Interesting. What if you just execute `NOTIFY` in its own connection outside of / after the transaction?
replies(4):
In my experience, this means you make sure the polling solution is complete and correct, and the notifier gets reduced to a wake-up signal. This signal doesn't even need to carry the actionable change content, if the poller can already pose efficient queries for whatever "new stuff" it needs.
This approach also allows the poller to keep its own persistent cursor state if there is some stateful sequence to how it consumes the DB content. It automatically resynchronizes and the notification channel does not need to be kept in lock-step with the consumption.
That is tricky due to transactions and visibility. How do you write the poller to not miss events that were written by a long/blocked transaction? You'd have to set the poller scan to a long time (e.g. "process events that were written since now minus 5minutes") and then make sure transactions are cancelled hard before those 5minutes.
Updates of the lifecycle properties can also help coordinate multiple pollers so that they never work on the same item, but they can have overlapping query terms so that each poller is capable of picking up a particular item in the absence of others getting there first.
You also need some kind of lease/timeout policy to recognize orphaned items.
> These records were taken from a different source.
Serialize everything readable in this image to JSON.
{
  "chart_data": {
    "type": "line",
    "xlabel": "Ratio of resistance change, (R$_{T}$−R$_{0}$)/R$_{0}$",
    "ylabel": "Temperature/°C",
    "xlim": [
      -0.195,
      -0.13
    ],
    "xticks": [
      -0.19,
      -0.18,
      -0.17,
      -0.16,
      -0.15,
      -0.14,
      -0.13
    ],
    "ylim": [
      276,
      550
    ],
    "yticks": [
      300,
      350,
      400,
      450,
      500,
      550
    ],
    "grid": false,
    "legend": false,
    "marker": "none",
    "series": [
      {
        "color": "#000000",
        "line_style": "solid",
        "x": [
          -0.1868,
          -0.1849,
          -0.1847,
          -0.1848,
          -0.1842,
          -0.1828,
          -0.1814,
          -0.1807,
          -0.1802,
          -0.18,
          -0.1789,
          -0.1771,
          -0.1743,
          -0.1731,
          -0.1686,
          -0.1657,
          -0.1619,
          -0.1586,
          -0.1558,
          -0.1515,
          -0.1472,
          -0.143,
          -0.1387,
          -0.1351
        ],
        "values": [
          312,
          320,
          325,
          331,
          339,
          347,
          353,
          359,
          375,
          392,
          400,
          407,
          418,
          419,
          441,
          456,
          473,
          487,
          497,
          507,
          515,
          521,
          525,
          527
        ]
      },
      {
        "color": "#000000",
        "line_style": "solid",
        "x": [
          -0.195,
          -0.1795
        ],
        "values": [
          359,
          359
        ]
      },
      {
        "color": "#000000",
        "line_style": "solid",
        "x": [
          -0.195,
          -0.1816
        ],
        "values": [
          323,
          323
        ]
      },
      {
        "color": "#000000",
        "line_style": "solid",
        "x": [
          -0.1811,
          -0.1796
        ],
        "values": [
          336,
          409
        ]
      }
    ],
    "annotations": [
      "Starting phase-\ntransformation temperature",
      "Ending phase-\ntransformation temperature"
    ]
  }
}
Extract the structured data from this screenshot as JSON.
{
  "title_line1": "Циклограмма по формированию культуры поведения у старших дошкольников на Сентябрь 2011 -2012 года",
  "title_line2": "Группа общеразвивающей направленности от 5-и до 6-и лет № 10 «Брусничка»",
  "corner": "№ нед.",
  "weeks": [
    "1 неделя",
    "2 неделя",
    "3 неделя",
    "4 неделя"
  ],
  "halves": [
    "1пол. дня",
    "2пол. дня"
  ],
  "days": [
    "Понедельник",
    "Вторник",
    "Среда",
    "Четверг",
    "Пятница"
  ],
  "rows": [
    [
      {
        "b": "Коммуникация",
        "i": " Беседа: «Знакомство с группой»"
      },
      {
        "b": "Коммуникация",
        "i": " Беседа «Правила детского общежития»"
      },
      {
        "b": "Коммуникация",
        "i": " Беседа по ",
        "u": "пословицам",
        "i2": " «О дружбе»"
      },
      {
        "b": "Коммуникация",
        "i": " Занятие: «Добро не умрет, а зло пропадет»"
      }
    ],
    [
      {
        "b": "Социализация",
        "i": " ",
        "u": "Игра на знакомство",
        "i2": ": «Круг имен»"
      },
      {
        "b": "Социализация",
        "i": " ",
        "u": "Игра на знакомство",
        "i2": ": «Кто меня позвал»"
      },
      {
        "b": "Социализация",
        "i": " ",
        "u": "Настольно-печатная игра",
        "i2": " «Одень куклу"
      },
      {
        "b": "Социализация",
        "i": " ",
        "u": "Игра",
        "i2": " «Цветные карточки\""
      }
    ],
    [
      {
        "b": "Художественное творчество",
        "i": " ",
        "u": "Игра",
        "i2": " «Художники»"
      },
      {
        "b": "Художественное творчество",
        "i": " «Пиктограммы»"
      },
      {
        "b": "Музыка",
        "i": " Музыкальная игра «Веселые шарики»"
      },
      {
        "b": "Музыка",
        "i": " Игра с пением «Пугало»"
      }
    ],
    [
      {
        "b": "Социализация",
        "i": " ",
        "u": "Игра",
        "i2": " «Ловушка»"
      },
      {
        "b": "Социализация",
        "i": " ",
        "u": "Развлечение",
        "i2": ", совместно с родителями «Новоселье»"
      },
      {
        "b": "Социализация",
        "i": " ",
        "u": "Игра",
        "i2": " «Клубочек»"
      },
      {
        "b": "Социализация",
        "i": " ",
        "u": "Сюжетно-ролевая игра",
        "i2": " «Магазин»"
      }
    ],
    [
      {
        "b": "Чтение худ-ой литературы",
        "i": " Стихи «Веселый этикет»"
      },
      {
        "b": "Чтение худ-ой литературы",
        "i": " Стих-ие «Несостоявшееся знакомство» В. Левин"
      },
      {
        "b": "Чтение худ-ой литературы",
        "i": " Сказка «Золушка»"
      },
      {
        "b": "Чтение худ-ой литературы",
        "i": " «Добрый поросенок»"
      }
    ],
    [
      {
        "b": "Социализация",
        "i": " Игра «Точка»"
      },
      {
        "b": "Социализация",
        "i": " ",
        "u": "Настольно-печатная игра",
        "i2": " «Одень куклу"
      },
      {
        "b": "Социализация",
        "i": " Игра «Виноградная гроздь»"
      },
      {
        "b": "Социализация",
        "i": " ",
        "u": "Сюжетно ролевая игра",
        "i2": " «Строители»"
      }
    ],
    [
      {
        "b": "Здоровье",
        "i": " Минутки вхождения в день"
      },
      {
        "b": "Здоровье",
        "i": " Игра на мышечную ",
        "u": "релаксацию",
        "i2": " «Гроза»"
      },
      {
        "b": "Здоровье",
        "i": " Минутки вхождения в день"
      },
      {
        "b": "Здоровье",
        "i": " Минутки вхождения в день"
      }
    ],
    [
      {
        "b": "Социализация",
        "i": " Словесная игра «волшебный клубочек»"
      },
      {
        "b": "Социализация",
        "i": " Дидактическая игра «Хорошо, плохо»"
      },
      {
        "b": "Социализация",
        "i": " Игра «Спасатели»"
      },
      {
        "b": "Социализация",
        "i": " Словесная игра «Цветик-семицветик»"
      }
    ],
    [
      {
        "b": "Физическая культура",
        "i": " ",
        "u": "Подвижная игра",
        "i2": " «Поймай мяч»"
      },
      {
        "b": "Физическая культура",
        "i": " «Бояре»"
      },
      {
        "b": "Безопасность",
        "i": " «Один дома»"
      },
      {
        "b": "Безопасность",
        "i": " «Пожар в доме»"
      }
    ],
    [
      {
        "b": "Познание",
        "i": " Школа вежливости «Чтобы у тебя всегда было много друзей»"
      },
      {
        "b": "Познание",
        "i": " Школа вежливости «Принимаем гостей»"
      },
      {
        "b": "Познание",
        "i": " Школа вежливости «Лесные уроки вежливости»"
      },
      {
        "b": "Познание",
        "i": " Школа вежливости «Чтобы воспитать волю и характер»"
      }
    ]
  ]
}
I.e. claimed in the DB but not making progress. Workers can and should have exception handling and compensating updates to report failures and put items "back in the queue", but worst case this update may be missing. Some process, or even some human operator, needs to eventually compensate on behalf of the AWOL worker.
In my view, you always need this kind of table-scanning logic, even if using something like AMQP for work dispatch. You get in trouble when you fool yourself into imagining "exactly once" semantics actually exists. The message-passing layer could opportunistically scale out the workload, but a relational backstop can make sure that the real system of record is coherent and reflecting the business goals. Sometimes, you can just run this relational layer as the main work scheduler and skip the whole message-passing build-out.
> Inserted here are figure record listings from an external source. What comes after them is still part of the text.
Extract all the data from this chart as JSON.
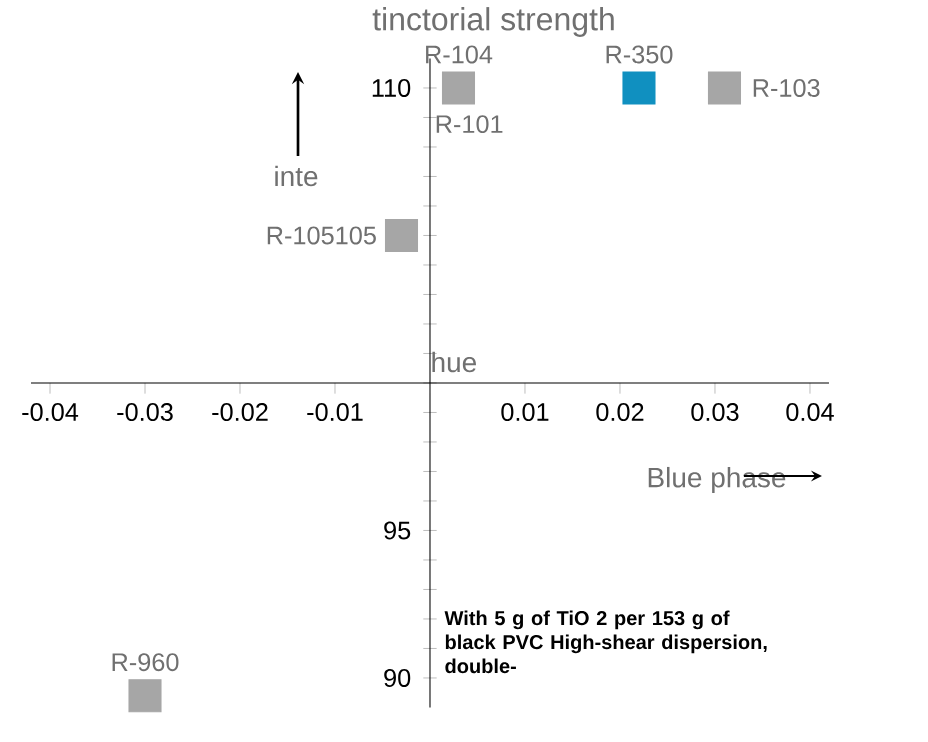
{
  "chart_data": {
    "type": "scatter",
    "title": "tinctorial strength",
    "ylabel": "inte",
    "x": [
      0.003,
      0.031,
      0.022,
      -0.003,
      -0.03
    ],
    "values": [
      110,
      110,
      110,
      105,
      89.4
    ],
    "colors": [
      "#a6a6a6",
      "#a6a6a6",
      "#1090c0",
      "#a6a6a6",
      "#a6a6a6"
    ],
    "marker": "square",
    "grid": false,
    "xlim": [
      -0.042,
      0.042
    ],
    "xticks": [
      -0.04,
      -0.03,
      -0.02,
      -0.01,
      {
        "value": 0,
        "label": null
      },
      0.01,
      0.02,
      0.03,
      0.04
    ],
    "ylim": [
      89,
      111
    ],
    "yticks": [
      90,
      {
        "value": 91,
        "label": null
      },
      {
        "value": 92,
        "label": null
      },
      {
        "value": 93,
        "label": null
      },
      {
        "value": 94,
        "label": null
      },
      95,
      {
        "value": 96,
        "label": null
      },
      {
        "value": 97,
        "label": null
      },
      {
        "value": 98,
        "label": null
      },
      {
        "value": 99,
        "label": null
      },
      {
        "value": 100,
        "label": null
      },
      {
        "value": 101,
        "label": null
      },
      {
        "value": 102,
        "label": null
      },
      {
        "value": 103,
        "label": null
      },
      {
        "value": 104,
        "label": null
      },
      {
        "value": 105,
        "label": null
      },
      {
        "value": 106,
        "label": null
      },
      {
        "value": 107,
        "label": null
      },
      {
        "value": 108,
        "label": null
      },
      {
        "value": 109,
        "label": null
      },
      110
    ],
    "annotations": [
      {
        "text": "R-104",
        "x": 0.003,
        "y": 110
      },
      {
        "text": "R-101",
        "x": 0.003,
        "y": 110
      },
      {
        "text": "R-350",
        "x": 0.022,
        "y": 110
      },
      {
        "text": "R-103",
        "x": 0.031,
        "y": 110
      },
      {
        "text": "R-105105",
        "x": -0.003,
        "y": 105
      },
      {
        "text": "R-960",
        "x": -0.03,
        "y": 89.4
      },
      "hue",
      "Blue phase",
      "With 5 g of TiO 2 per 153 g of black PVC High-shear dispersion, double-"
    ]
  }
}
When trying to make good use of RDMBS transactional semantics, I think an important mental shift is to think of there being multiple async processing domains rather than a single magical transaction space. DB transactions are just communication events, not actual business work. This is how the relational DB can become the message broker.
The agents need to do something akin to 2-phase commit protocols to record their "intent" and their "result" across different business resources. But, for a failure-prone, web style network of agents, I would not expose actual DB 2-phase commit protocols. Instead, the relational model reifies the 2-phase-like state ambiguity of particular business resources as tuples, and the agents communicate important phases of their work process with simpler state update transactions.
It's basically the same pattern as with safe use of AMQP, just replacing one queue primitive with another. Both approaches require delayed acknowledgement patterns, so tasks can be routed to an agent but not removed from the system until after the agent reports the work complete. Either approach has an lost or orphaned task hazard if naively written to dequeue tasks earlier in the work process. An advantage of the RDBMS-based message broker is that you can use also use SQL to supervise all the lifecycle state, or even intervene to clean up after agent failures.
In this approach, don't scale-up a central RDMBS by disabling all its useful features in a mad dash for speed. Instead, think of the network of async agents (human or machine) and RDMBS message broker(s) to make for their respective traffic. This agent network and communication workload can often be partitioned to reach scaling goals. E.g. specific business resources might go into different "home" zones with distinct queues and agent pools. Their different lifecycle states do not need to exist under a single, common transaction control.